Chávez had discovered himself not by looking within, but by looking outside into the shameful conditions of Latin Americans and their past. He discovered himself in the promise of liberation made by Bolívar. "On August 1805," wrote Chávez, Bolívar "climbed the Monte Sacro near Rome and made a solemn oath." Like Bolívar, Chávez swore to break the chains binding Latin Americans to the will of the mighty. Within his lifetime, the ties of dependency and indirect empire have loosened. From the river Plate to the mouths of the Orinoco river, Latin America is no longer somebody else's backyard. That project of liberation has involved thousands of men and women pitched into one dramatic battle after another, like the coup d'état in 2002 or the confrontation with the US-proposed Free Trade Zone of the Americas. These were won, others were lost.



In Venezuela, they put Chávez back into the presidency after the coup. This was the key event in Chávez's political life, not the military rebellion or the first electoral victory. Something changed within him at that point: his discipline became ironclad, his patience invincible and his politics clearer. For all the attention paid to the relation between Chávez and Castro, the lesser known fact is that Chávez's political education owes more to another Marxist president who was also an avowed democrat: Chile's Salvador Allende. "Like Allende, we're pacifists and democrats," he once said. "Unlike Allende, we're armed."

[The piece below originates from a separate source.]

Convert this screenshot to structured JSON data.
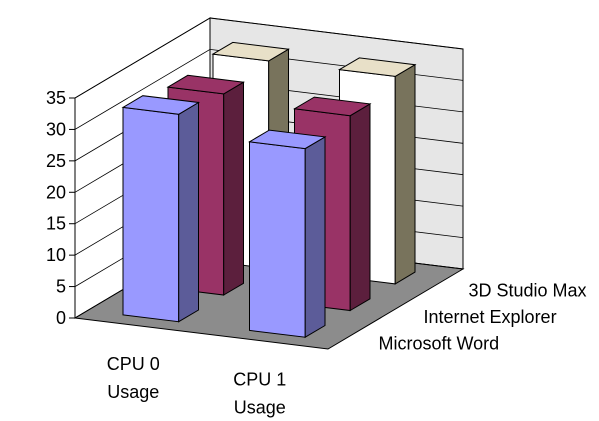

The lesson drawn by Chávez from the defeat of Allende in 1973 is crucial. Some, like the far right and the state-linked paramilitary of Colombia would love to see Chavismo implode, and wouldn't hesitate to sow chaos across borders. The support of the army and the masses of Venezuela will decide the fate of the Bolívarian revolution, and the solidarity of powerful and sympathetic neighbours like Brazil. Nobody wants instability now that Latin America is finally standing up for itself. In his final days Chávez emphasised the need to build communal power and promoted some of his former critics associated with the journal Comuna. The revolution will not be rolled back. Unlike his admired Bolívar, Chávez did not plough the seas.